Inflammation is associated with various diseases, including obesity and metabolic syndromes [48, 49]. Despite the implementation of numerous measures to combat obesity, its prevalence in children and adolescents remains high which represents a major challenge for society. Therefore, it is essential to understand the relationship between DII and obesity in children and adolescents to develop dietary interventions for effectively tackling this issue. Based on our results, it appears that lowering DII in the diet may be an effective means of mitigating obesity risk, particularly in adolescents. Inflammation is a significant factor in the development of various health issues associated with obesity, such as metabolic syndrome, cardiovascular disease, and cancer (5051). Managing dietary inflammation is critical for preventing health problems in obese children and adolescents.

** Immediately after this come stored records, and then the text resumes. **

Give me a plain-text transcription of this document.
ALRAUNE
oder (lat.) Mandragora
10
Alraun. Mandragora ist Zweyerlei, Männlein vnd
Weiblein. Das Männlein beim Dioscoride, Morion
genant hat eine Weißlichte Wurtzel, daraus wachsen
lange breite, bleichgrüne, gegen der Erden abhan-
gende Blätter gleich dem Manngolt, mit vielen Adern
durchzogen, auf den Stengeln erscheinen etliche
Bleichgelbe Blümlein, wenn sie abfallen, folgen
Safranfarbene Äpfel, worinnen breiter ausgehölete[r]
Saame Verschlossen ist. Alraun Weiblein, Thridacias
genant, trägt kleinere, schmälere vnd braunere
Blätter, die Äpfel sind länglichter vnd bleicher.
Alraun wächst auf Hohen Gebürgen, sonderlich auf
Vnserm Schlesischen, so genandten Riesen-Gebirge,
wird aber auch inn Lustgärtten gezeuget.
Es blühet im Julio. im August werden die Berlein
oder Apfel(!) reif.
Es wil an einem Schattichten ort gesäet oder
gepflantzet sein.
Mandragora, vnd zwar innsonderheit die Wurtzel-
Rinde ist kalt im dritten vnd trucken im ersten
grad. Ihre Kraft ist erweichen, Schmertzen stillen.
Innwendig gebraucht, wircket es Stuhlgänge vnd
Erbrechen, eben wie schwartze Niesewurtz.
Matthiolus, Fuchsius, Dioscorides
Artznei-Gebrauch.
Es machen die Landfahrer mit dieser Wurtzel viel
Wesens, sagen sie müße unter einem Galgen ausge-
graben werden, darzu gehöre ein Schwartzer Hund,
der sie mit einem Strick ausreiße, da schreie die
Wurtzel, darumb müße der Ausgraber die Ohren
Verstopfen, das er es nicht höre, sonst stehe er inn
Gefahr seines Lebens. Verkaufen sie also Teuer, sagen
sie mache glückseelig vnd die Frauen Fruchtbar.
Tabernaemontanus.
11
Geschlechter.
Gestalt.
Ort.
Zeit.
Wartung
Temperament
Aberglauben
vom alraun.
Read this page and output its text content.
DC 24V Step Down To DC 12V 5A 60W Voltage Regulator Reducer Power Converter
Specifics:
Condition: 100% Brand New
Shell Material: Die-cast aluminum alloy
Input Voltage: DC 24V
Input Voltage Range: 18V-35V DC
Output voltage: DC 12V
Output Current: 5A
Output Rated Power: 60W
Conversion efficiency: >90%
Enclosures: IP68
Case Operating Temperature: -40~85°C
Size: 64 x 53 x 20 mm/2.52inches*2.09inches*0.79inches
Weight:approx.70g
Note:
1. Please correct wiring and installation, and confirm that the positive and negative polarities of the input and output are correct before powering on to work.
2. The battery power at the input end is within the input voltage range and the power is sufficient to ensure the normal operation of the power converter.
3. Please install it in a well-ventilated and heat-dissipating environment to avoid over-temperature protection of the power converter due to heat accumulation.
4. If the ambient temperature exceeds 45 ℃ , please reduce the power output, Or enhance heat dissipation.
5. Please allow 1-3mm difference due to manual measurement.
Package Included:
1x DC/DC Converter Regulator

The current study had several significant strengths. First, it utilized a nationally representative sample of children and adolescents in the United States, which enabled a broader reach to the general population. This sample size also allowed comprehensive anthropometric measurements and demographic data to be collected, thereby increasing the validity of the results. Moreover, collecting NHANES data on all days of each year reduced the likelihood of errors resulting from day-specific information bias, further increasing the robustness of the data and the outcome validity [52]. Additionally, employing a thorough dietary recall to determine the DII score ensured the accuracy and comprehensiveness of the dietary inflammatory potential assessment. Ultimately, this study presents valuable insights into the relationship between DII and obesity in children and adolescents, offering support for initiatives and policies that aim to mitigate childhood obesity.

The limitation of the study was the application of imputation methods to infer missing food parameters. A sensitivity analysis conducted on the imputed values yielded findings similar to those of the main analysis. Additionally, there was a lack of relevant data on Tanner stage and metabolic profile among our study participants. Despite these limitations, this study provides important insights into the relationship between DII scores and obesity in children and adolescents. However, further research is needed to confirm our findings. Additionally, future studies should consider including a more comprehensive dietary assessment tool to accurately capture the habitual diets of individuals. Furthermore, it should accumulate all relevant food parameters required to calculate the DII score. However, the DII calculated using the same number of food parameters as our study was evaluated in the NHANES, with C-reactive protein as the outcome [53]. Furthermore, because our study was cross-sectional, causality could not be directly inferred. Hence, future studies with larger sample sizes and multiple dietary assessments are required to provide further insights into the underlying mechanisms and validate our findings.

Conclusions

Our findings indicate a possible link between DII scores and overweight/obesity, obesity, and central obesity in adolescents. These results support the hypothesis that inflammation triggered by dietary habits may play a role in the development of obesity in adolescents. Nonetheless, additional investigations are necessary to verify and expand our findings, as well as to probe the underlying biological mechanisms. Overall, these findings emphasize the critical role of a nutritious diet in the prevention and control of obesity in adolescents.